Yale’s School of Public Health (YSPH) has received a significant twofold boost in the form of an $11 million grant from the National Institute of Mental Health (NIMH) and a $10.7 million grant from the National Institute of Child Health and Human Development (NICHD). The NIMH funding provides five years of support to HIV/AIDS prevention and health services at the school’s Center for Interdisciplinary Research on AIDS (CIRA). The grant from NICHD adds to a $15 million grant from the same agency in 2007 to support Yale’s role in a national study that will follow 100,000 children from before birth to age 21 to understand factors that contribute to their health and development.

Established in 1997, CIRA is one of eight HIV/AIDS research centers in the United States funded by the NIMH. The new grant follows on the heels of a report from the Centers for Disease Control and Prevention that revealed higher estimates of new HIV infections in the United States than previously calculated, and that emphasized the need for more rigorous study of interventions for HIV prevention domestically and abroad.

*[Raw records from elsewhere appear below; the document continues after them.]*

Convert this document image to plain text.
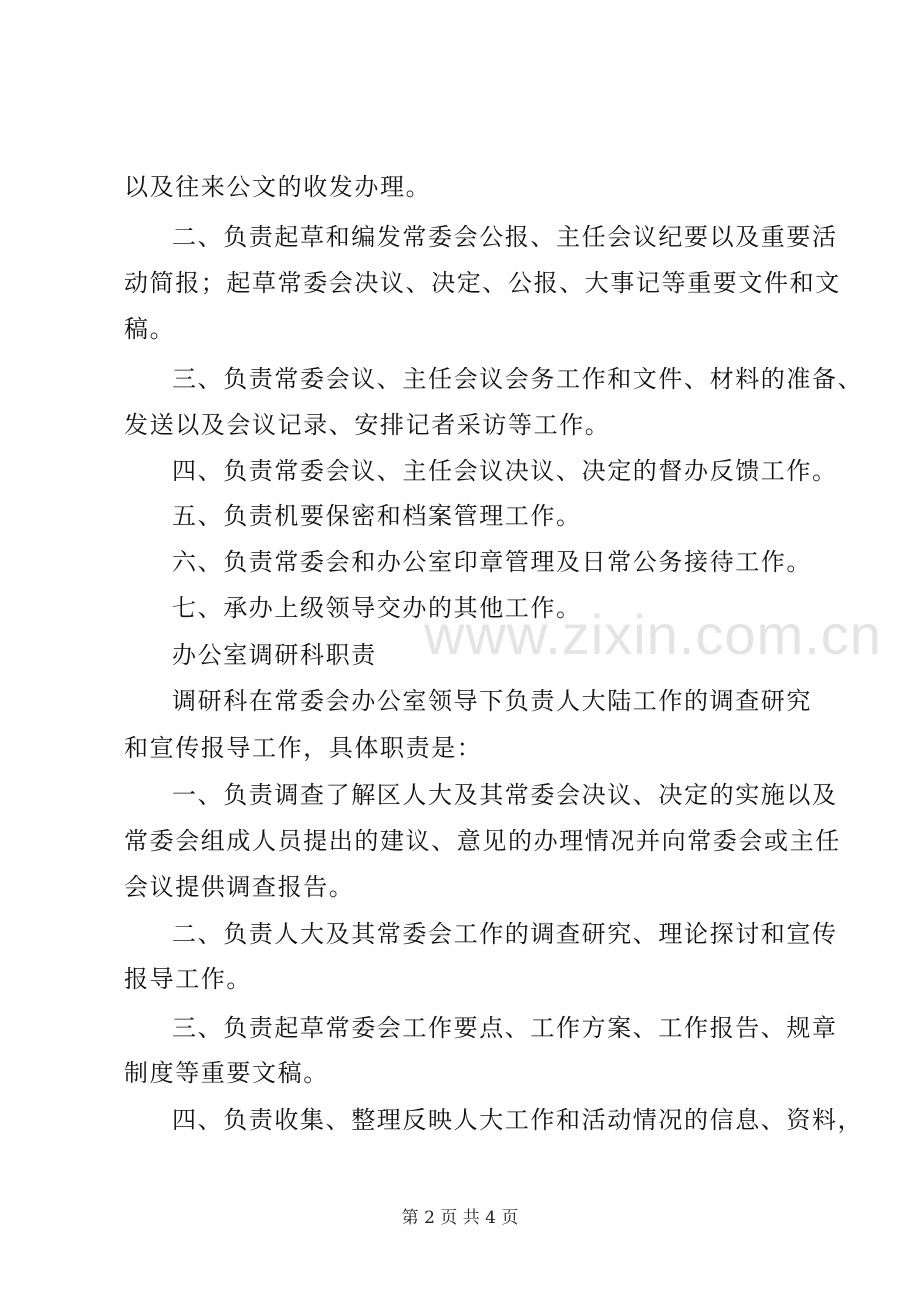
以及往来公文的收发办理。
二、负责起草和编发常委会公报、主任会议纪要以及重要活
动简报；起草常委会决议、决定、公报、大事记等重要文件和文
稿。
三、负责常委会议、主任会议会务工作和文件、材料的准备、
发送以及会议记录、安排记者采访等工作。
四、负责常委会议、主任会议决议、决定的督办反馈工作。
五、负责机要保密和档案管理工作。
六、负责常委会和办公室印章管理及日常公务接待工作。
七、承办上级领导交办的其他工作。
办公室调研科职责
调研科在常委会办公室领导下负责人大陆工作的调查研究
和宣传报导工作，具体职责是：
一、负责调查了解区人大及其常委会决议、决定的实施以及
常委会组成人员提出的建议、意见的办理情况并向常委会或主任
会议提供调查报告。
二、负责人大及其常委会工作的调查研究、理论探讨和宣传
报导工作。
三、负责起草常委会工作要点、工作方案、工作报告、规章
制度等重要文稿。
四、负责收集、整理反映人大工作和活动情况的信息、资料，
www.zixin.com.cn
第 2 页 共 4 页
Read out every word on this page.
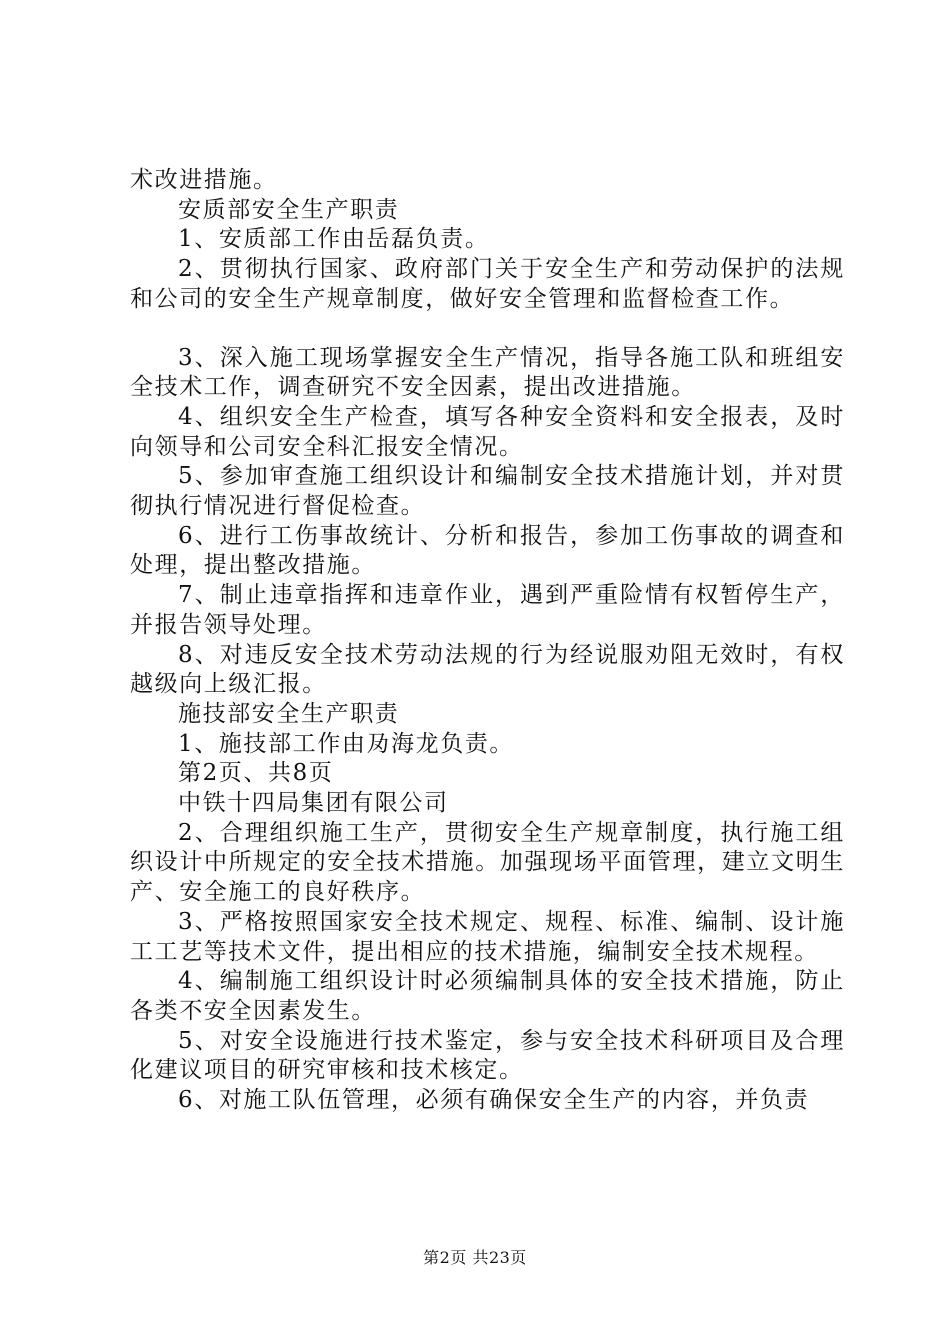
术改进措施。

安质部安全生产职责

1、安质部工作由岳磊负责。

2、贯彻执行国家、政府部门关于安全生产和劳动保护的法规和公司的安全生产规章制度，做好安全管理和监督检查工作。

3、深入施工现场掌握安全生产情况，指导各施工队和班组安全技术工作，调查研究不安全因素，提出改进措施。

4、组织安全生产检查，填写各种安全资料和安全报表，及时向领导和公司安全科汇报安全情况。

5、参加审查施工组织设计和编制安全技术措施计划，并对贯彻执行情况进行督促检查。

6、进行工伤事故统计、分析和报告，参加工伤事故的调查和处理，提出整改措施。

7、制止违章指挥和违章作业，遇到严重险情有权暂停生产，并报告领导处理。

8、对违反安全技术劳动法规的行为经说服劝阻无效时，有权越级向上级汇报。

施技部安全生产职责

1、施技部工作由夃海龙负责。

第2页、共8页

中铁十四局集团有限公司

2、合理组织施工生产，贯彻安全生产规章制度，执行施工组织设计中所规定的安全技术措施。加强现场平面管理，建立文明生产、安全施工的良好秩序。

3、严格按照国家安全技术规定、规程、标准、编制、设计施工工艺等技术文件，提出相应的技术措施，编制安全技术规程。

4、编制施工组织设计时必须编制具体的安全技术措施，防止各类不安全因素发生。

5、对安全设施进行技术鉴定，参与安全技术科研项目及合理化建议项目的研究审核和技术核定。

6、对施工队伍管理，必须有确保安全生产的内容，并负责

第2页 共23页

The new round of NIMH funding will allow the center to broaden its scope beyond prevention to include research in the realm of clinical health services. Research at CIRA also will increasingly reflect the globalization of the HIV/AIDS pandemic while allowing the center to maintain its local and Connecticut-based collaborations.

“We are very excited about the new award, because it will allow us to build on CIRA’s historic strengths and forge new programs that are responsive to changes in both the pandemic and the scientific community,” says Paul Cleary, Ph.D., director and principal investigator for CIRA and YSPH dean.

The NICHD grant will enable the YSPH to increase its participation in the National Children’s Study, a large-scale examination of factors that contribute to the health and development of children under the age of 21. The study, believed to be the largest of its kind ever launched, is a collaboration between the U.S. Department of Health and Human Services and the U.S. Environmental Protection Agency, designed to seek information that can help prevent and treat some of the nation’s most pressing health problems, including autism, birth defects, diabetes, heart disease and obesity. Under the direction of principal investigators Michael B. Bracken, Ph.D., M.P.H., the Susan B. Dwight Professor of Epidemiology, and Kathleen Belanger, Ph.D., research scientist in epidemiology, the Yale Center for Perinatal, Pediatric and Environmental Epidemiology is participating in the study in collaboration with the Department of Obstetrics, Gynecology and Reproductive Sciences and the Department of Pediatrics.